Terapia com células-tronco

Quatro pacientes com enfisema pulmonar em estágio avançado estão participando dos primeiros testes de uma terapia inédita com células-tronco que está sendo realizada por pesquisadores da Unesp em São José do Rio Preto, no interior de São Paulo.

O material destinado a regenerar o órgão lesionado é obtido a partir da medula óssea dos próprios doentes. A pesquisa inédita está sendo coordenada pelo Dr. João Tadeu Ribeiro Paes.

Também conhecido como Doença Pulmonar Obstrutiva Crônica (DPOC), o enfisema pulmonar é causado principalmente pelo tabagismo e atinge cerca de sete milhões de brasileiros.
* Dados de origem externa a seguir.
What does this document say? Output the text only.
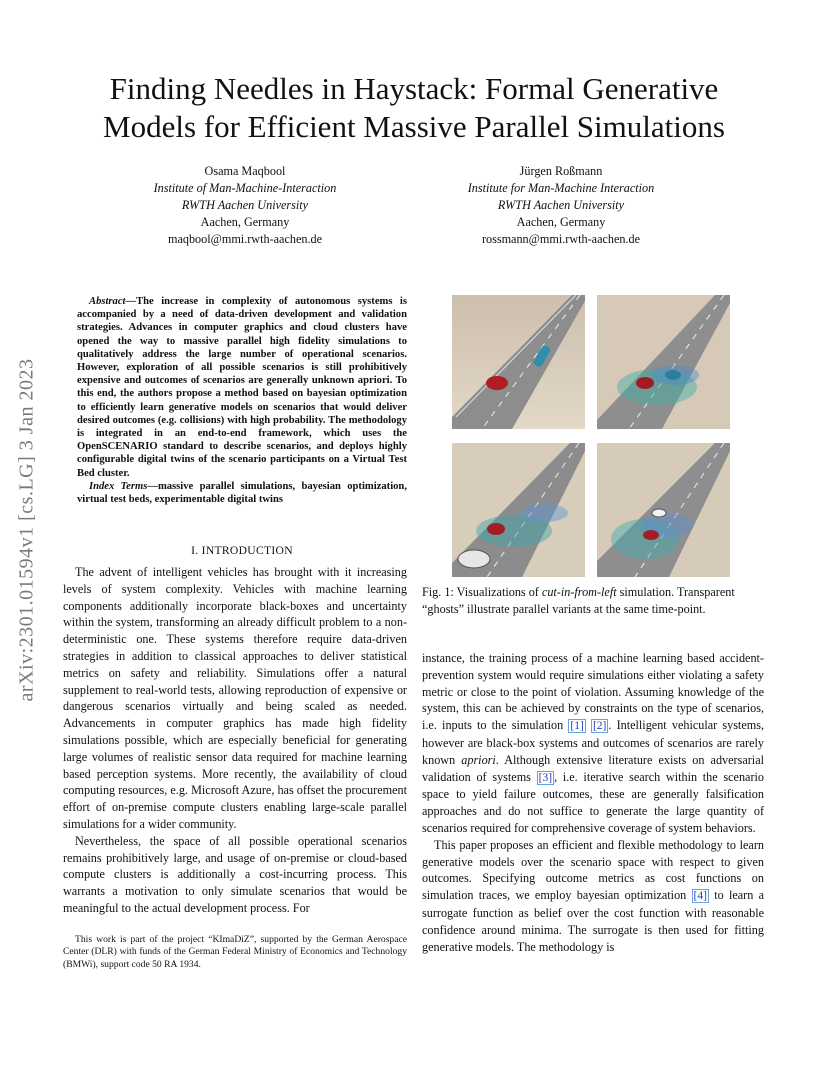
Finding Needles in Haystack: Formal Generative
Models for Efficient Massive Parallel Simulations
Osama Maqbool
Institute of Man-Machine-Interaction
RWTH Aachen University
Aachen, Germany
maqbool@mmi.rwth-aachen.de
Jürgen Roßmann
Institute for Man-Machine Interaction
RWTH Aachen University
Aachen, Germany
rossmann@mmi.rwth-aachen.de
arXiv:2301.01594v1 [cs.LG] 3 Jan 2023

Abstract—The increase in complexity of autonomous systems is accompanied by a need of data-driven development and validation strategies. Advances in computer graphics and cloud clusters have opened the way to massive parallel high fidelity simulations to qualitatively address the large number of operational scenarios. However, exploration of all possible scenarios is still prohibitively expensive and outcomes of scenarios are generally unknown apriori. To this end, the authors propose a method based on bayesian optimization to efficiently learn generative models on scenarios that would deliver desired outcomes (e.g. collisions) with high probability. The methodology is integrated in an end-to-end framework, which uses the OpenSCENARIO standard to describe scenarios, and deploys highly configurable digital twins of the scenario participants on a Virtual Test Bed cluster.

Index Terms—massive parallel simulations, bayesian optimization, virtual test beds, experimentable digital twins

I. INTRODUCTION

The advent of intelligent vehicles has brought with it increasing levels of system complexity. Vehicles with machine learning components additionally incorporate black-boxes and uncertainty within the system, transforming an already difficult problem to a non-deterministic one. These systems therefore require data-driven strategies in addition to classical approaches to deliver statistical metrics on safety and reliability. Simulations offer a natural supplement to real-world tests, allowing reproduction of expensive or dangerous scenarios virtually and being scaled as needed. Advancements in computer graphics has made high fidelity simulations possible, which are especially beneficial for generating large volumes of realistic sensor data required for machine learning based perception systems. More recently, the availability of cloud computing resources, e.g. Microsoft Azure, has offset the procurement effort of on-premise compute clusters enabling large-scale parallel simulations for a wider community.

Nevertheless, the space of all possible operational scenarios remains prohibitively large, and usage of on-premise or cloud-based compute clusters is additionally a cost-incurring process. This warrants a motivation to only simulate scenarios that would be meaningful to the actual development process. For

This work is part of the project “KImaDiZ”, supported by the German Aerospace Center (DLR) with funds of the German Federal Ministry of Economics and Technology (BMWi), support code 50 RA 1934.

Fig. 1: Visualizations of cut-in-from-left simulation. Transparent “ghosts” illustrate parallel variants at the same time-point.

instance, the training process of a machine learning based accident-prevention system would require simulations either violating a safety metric or close to the point of violation. Assuming knowledge of the system, this can be achieved by constraints on the type of scenarios, i.e. inputs to the simulation [1] [2] . Intelligent vehicular systems, however are black-box systems and outcomes of scenarios are rarely known apriori. Although extensive literature exists on adversarial validation of systems [3] , i.e. iterative search within the scenario space to yield failure outcomes, these are generally falsification approaches and do not suffice to generate the large quantity of scenarios required for comprehensive coverage of system behaviors.

This paper proposes an efficient and flexible methodology to learn generative models over the scenario space with respect to given outcomes. Specifying outcome metrics as cost functions on simulation traces, we employ bayesian optimization [4] to learn a surrogate function as belief over the cost function with reasonable confidence around minima. The surrogate is then used for fitting generative models. The methodology is
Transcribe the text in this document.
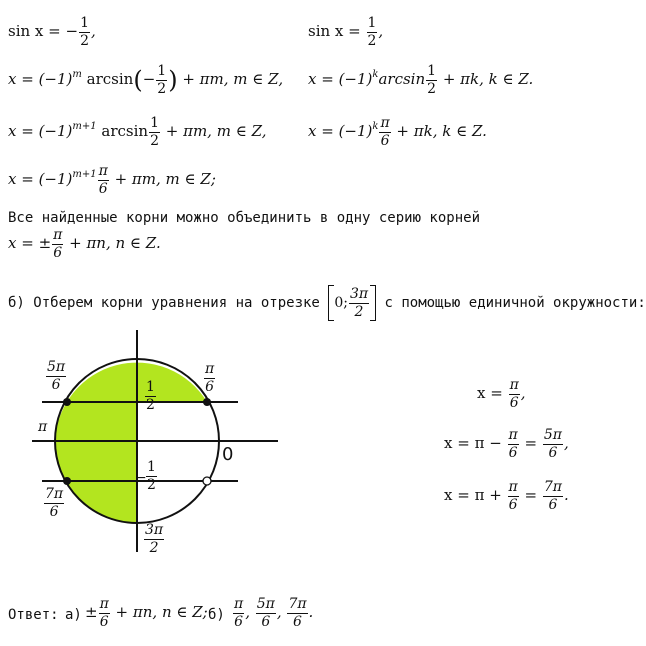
sin x = − $\frac{1}{2}$ ,
$x = (-1)^m$ $\arcsin(- \frac{1}{2}$ ) + πm, m ∈ Z,
$x = (-1)^{m+1}$ $\arcsin \frac{1}{2} + \pi m$, m ∈ Z,
$x = (-1)^{m+1} \frac{\pi}{6} + \pi m$, m ∈ Z;
$\sin x = \frac{1}{2}$ ,
$x = (-1)^k\arcsin \frac{1}{2} + \pi k$, k ∈ Z.
$x = (-1)^k \frac{\pi}{6} + \pi k$, k ∈ Z.
Все найденные корни можно объединить в одну серию корней
x = ± $\frac{\pi}{6} + \pi n$, n ∈ Z.
б) Отберем корни уравнения на отрезке 0; $\frac{3\pi}{2}$ с помощью единичной окружности:
5π
6
π
6
1
2
π
0
−
1
2
7π
6
3π
2
$x = \frac{\pi}{6}$ ,
$x = \pi - \frac{\pi}{6} = \frac{5\pi}{6}$ ,
$x = \pi + \frac{\pi}{6} = \frac{7\pi}{6}$ .
Ответ: $а) \pm \frac{\pi}{6} + \pi n$, n ∈ Z; $б) \frac{\pi}{6}$ , $\frac{5\pi}{6}$ , $\frac{7\pi}{6}$ .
Por ano, a moléstia provoca cerca de 265 mil internações, com taxa de mortalidade de 10%. "Essa doença incurável tem como principal característica a obstrução do fluxo de ar nos pulmões, resultante da redução do número de alvéolos, onde ocorrem as trocas gasosas", diz Paes.

Regeneração dos tecidos pulmonares

Aplicada em ratos com enfisema induzido, a terapia conseguiu regenerar o tecido pulmonar 54 dias após seu início. "Os resultados iniciais foram bastante animadores e indicam uma esperança para os pacientes com a doença", afirma Paes.

Os pacientes estão sendo tratados desde o final de abril no Instituto de Moléstias Cardiovasculares, de São José do Rio Preto (SP). Durante alguns dias, eles receberam medicamentos para estimular a produção de células-tronco na medula óssea.

Após esse período, cerca de 150 ml de células da medula foram extraídas por meio de uma punção na altura da bacia. Depois de passarem por processos laboratoriais, 30 ml dessas células foram misturadas ao soro e injetadas no paciente por uma veia periférica do braço. A primeira aplicação de células-tronco ocorreu no início de maio. Segundo Ribeiro, ainda não se sabe como elas migram para o tecido lesado.

Primeiros testes em humanos

A expectativa é que os primeiros resultados sejam percebidos em quatro meses, quando a regeneração do tecido pulmonar deverá estabilizar o avanço da doença e melhorar o funcionamento dos pulmões. O teste também avaliará se a terapia não vai agravar o estado do paciente. Ribeiro diz que ainda não há relatos científicos de experimentos desse tipo em pulmões de humanos.

Somente na Unesp há 20 grupos de pesquisadores que estudam os efeitos das células-tronco em várias doenças. Em Botucatu, uma membrana cicatrizante produzida com esse tipo de células já foi aplicada com sucesso em mais de 300 pacientes com úlceras.